Mahmud Sami Aydin: Efficient and Accurate Sequence Analysis in Genomics and Transcriptomics Using Seeding Methods
Half-term seminar
Tid: On 2026-05-13 kl 13.30 - 14.30
Plats: Albano, Cramer Room
Medverkande: Mahmud Sami Aydin
Abstract: The exponential growth of genomic and transcriptomic sequence data has made traditional comparison algorithms computationally expensive. To overcome these bottlenecks, bioinformatics relies on sequence sampling and subsampling methods, namely "seeds". This seminar presents two novel computational tools that leverage seeding strategies to scale sequence analysis while preserving accuracy. First, StrobeClust will be introduced, a reference-free long-read RNA sequencing (lrRNA-Seq) isoform prediction method.
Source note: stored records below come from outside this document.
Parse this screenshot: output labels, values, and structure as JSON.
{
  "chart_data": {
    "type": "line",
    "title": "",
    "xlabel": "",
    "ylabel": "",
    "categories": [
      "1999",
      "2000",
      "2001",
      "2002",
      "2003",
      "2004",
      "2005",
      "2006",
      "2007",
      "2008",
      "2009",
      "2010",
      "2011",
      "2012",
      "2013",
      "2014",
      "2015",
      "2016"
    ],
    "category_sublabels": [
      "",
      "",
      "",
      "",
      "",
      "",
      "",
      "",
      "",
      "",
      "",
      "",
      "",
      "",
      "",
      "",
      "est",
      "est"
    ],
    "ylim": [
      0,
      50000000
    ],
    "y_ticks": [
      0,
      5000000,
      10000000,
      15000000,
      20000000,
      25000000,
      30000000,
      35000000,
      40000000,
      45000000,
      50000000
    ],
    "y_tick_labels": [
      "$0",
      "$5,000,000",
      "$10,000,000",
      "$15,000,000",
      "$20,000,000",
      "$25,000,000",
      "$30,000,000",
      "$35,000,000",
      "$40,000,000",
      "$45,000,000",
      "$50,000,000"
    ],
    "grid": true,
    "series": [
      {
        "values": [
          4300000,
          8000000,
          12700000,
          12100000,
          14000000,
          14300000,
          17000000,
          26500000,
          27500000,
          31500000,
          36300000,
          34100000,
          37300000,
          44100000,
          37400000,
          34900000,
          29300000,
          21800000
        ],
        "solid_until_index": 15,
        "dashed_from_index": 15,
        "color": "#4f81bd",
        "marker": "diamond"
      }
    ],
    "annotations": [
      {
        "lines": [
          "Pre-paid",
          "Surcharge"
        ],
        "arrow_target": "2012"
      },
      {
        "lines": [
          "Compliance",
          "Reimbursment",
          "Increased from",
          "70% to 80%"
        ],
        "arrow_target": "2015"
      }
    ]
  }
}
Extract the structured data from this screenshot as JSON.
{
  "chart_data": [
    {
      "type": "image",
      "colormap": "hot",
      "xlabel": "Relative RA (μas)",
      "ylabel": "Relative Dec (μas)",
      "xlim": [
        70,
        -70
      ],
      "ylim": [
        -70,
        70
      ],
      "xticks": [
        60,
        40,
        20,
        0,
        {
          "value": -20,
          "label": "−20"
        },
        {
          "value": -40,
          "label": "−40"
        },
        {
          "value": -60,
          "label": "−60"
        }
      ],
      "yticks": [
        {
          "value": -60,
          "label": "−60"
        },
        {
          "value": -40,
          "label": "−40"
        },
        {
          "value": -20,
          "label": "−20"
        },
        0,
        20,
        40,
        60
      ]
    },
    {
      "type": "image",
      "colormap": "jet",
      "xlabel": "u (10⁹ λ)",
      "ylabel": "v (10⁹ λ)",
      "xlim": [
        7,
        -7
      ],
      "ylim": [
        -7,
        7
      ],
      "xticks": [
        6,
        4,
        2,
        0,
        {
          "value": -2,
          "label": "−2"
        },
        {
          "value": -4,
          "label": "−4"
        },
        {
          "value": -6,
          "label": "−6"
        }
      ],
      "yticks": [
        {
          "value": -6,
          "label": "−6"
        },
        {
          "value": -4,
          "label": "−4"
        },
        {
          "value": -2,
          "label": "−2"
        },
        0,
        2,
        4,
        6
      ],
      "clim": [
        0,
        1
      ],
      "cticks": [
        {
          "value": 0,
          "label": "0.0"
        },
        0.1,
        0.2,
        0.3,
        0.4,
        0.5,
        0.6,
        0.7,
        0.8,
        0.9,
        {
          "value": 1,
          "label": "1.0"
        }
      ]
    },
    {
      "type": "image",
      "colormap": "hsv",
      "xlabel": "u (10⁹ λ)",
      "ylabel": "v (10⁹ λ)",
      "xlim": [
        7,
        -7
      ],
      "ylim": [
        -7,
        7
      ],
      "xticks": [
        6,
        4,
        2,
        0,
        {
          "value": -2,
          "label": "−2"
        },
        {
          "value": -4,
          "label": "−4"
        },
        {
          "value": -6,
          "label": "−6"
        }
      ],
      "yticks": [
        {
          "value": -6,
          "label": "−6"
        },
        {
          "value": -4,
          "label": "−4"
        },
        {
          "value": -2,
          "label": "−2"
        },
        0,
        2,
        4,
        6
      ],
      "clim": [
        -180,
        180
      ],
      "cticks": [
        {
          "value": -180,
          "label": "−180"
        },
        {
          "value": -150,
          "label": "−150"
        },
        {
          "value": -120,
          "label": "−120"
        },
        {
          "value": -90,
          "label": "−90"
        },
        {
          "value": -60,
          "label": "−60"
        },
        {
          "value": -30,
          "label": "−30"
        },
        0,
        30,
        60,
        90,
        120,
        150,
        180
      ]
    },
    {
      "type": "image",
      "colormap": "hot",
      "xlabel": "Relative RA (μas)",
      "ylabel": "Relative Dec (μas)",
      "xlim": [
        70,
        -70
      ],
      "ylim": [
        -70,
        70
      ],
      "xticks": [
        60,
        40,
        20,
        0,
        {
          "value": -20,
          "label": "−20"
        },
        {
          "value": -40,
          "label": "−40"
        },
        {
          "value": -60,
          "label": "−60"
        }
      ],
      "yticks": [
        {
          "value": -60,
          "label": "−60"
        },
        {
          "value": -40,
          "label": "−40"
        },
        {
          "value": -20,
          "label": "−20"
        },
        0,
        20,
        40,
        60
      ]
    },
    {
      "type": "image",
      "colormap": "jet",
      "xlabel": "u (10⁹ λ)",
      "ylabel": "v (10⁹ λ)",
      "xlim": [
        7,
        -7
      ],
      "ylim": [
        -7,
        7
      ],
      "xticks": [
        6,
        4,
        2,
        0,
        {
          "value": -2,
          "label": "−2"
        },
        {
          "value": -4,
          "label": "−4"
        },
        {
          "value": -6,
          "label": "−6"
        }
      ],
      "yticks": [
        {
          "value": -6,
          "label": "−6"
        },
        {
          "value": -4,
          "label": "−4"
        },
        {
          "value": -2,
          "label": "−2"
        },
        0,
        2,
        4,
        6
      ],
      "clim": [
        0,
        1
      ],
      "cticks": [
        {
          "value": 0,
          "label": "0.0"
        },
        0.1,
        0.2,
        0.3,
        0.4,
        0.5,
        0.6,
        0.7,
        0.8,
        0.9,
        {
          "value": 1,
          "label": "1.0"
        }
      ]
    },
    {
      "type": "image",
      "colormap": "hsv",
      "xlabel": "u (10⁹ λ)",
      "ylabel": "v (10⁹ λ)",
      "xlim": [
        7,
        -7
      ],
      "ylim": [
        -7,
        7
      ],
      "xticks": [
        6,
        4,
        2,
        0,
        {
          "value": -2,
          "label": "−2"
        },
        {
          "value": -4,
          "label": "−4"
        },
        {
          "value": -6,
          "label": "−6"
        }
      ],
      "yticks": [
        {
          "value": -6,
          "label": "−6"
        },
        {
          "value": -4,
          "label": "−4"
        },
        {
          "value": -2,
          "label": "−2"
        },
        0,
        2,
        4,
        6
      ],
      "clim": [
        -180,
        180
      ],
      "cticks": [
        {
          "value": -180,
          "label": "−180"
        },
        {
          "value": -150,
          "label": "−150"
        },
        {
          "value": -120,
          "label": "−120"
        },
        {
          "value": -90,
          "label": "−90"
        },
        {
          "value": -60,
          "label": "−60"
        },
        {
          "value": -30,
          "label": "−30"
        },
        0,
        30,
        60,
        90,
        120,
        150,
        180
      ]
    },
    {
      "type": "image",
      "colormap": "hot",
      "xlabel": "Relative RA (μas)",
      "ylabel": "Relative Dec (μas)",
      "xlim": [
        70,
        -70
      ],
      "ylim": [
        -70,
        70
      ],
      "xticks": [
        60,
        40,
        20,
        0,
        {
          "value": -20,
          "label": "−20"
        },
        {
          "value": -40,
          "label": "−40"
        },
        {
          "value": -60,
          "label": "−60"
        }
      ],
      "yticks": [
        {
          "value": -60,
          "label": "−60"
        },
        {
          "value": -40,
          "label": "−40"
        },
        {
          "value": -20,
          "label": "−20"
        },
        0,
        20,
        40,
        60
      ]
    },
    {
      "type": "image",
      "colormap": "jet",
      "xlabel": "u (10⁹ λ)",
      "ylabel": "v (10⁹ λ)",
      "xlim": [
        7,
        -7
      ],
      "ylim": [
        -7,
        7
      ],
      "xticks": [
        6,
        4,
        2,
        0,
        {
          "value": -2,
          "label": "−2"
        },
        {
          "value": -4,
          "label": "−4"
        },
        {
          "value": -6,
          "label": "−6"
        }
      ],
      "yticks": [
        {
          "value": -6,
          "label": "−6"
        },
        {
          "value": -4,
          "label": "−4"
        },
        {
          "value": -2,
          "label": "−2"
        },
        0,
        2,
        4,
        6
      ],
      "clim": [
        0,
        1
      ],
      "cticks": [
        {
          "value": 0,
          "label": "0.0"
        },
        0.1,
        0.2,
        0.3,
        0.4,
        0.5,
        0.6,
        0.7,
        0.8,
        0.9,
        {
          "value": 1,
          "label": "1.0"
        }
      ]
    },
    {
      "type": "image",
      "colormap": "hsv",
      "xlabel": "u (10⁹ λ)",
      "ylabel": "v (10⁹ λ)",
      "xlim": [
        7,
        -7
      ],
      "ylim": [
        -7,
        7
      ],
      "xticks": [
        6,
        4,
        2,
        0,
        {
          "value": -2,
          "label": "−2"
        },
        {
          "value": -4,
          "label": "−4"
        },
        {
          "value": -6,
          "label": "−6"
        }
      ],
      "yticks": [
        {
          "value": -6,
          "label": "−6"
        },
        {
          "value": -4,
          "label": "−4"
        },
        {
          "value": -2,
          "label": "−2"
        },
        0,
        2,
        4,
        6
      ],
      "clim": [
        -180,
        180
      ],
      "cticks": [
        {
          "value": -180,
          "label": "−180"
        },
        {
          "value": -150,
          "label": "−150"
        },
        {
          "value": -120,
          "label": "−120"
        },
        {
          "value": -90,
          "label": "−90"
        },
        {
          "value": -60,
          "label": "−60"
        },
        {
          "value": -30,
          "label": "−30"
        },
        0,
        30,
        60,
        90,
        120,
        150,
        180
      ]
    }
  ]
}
By utilizing gap-tolerant "strobemer" seeds, StrobeClust clusters reads in isoform level given the gene level clustered reads in reasonable time while maintaining a highly favorable balance of precision and recall compared to state-of-the-art tools. Second, SyncmerDigest will be presented, a memory-efficient algorithm for the lossy compression of genomes. Using syncmers, this method deterministically reduces entire sequences into tiny digest sequences. This reduction preserves maximal unique matches and relative distances more than other reduction methods, enabling large-scale genomic comparisons with a fraction of the traditional memory footprint.